Mbappé l’ailier shooter, Giroud le pivot

Après une mauvaise séquence d’environ cinq minutes entre la 10e et la 15e minute, où le jeu long vers Giroud a vite trouvé ses limites, les Bleus ont exercé une pression intense sur les cages irlandaises avec pas moins de 8 frappes dangereuses en une petite demi-heure. Le fil rouge : des combinaisons rapides dans les petits espaces devant la surface. Le chef de file : Kylian Mbappé a rapidement enfilé le maillot de franchise player, ne cessant de demander – exiger ! – le ballon tel un ailier shooter de NBA pressé d’assurer ses 25 points de moyenne. Recevant dos au but ou face au jeu, le Parisien a une nouvelle fois démontré qu’il était multi dimensionnel, à l’aise dans la profondeur, sur les côtés et surtout entre les lignes. Avec 52 ballons touchés, 5 tirs et un but (tristement refusé), Mbappé a offert qualité et quantité, efficacité et esthétique. Tactiquement, il a surtout montré qu’il savait attirer le jeu comme un véritable pôle de création – et pas seulement une flèche ou une direction – alternant déviations et accélérations, aussi bien avec Giroud qu’avec Fekir.

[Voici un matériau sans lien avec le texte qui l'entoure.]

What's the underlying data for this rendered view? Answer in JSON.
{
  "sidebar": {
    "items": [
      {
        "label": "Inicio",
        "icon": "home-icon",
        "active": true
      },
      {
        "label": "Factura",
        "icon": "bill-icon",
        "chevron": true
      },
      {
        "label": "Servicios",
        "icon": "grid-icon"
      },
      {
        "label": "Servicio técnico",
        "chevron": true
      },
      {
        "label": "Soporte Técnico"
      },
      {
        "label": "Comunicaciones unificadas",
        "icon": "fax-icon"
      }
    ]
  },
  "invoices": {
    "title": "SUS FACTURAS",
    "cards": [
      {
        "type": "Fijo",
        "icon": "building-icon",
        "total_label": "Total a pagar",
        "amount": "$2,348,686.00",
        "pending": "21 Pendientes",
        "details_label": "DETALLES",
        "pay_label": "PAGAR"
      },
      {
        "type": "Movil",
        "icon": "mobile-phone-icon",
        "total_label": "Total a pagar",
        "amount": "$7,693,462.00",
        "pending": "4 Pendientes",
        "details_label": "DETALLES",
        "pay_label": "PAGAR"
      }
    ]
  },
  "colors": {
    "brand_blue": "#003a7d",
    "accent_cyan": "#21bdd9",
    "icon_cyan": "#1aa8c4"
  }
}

Auteur d’une entrée de match timide, le Lyonnais a ensuite calqué son jeu sur le rythme de celui de son coéquipier, offrant sa technique dans les petits espaces et sa qualité sur coup de pied arrêté. Il sera intéressant de voir quel sera son impact en venant du banc. Enfin, Giroud s’est montré aussi à l’aise qu’à son habitude au Stade de France, dialoguant habilement avec ses deux complices de la soirée. Et alors que les Bleus peinaient à marquer face à une opposition regroupée dans ses trente mètres, c’est encore lui qui a débloqué la rencontre à la suite d’un nouvel exploit aérien digne d’un sourire de Billy Hoyle. Il faut rappeler que le Savoyard avait été décisif dans presque chacune des rencontres des Bleus à l’Euro : premier but contre la Roumanie, poteau contre l’Albanie, passe décisive contre l’Irlande, premier but contre l’Islande, et enfin « présence » sur le deuxième but face à l’Allemagne. Des solutions concrètes pour une animation offensive qui n’attend plus que Griezmann pour enfiler son costume de Coupe du monde.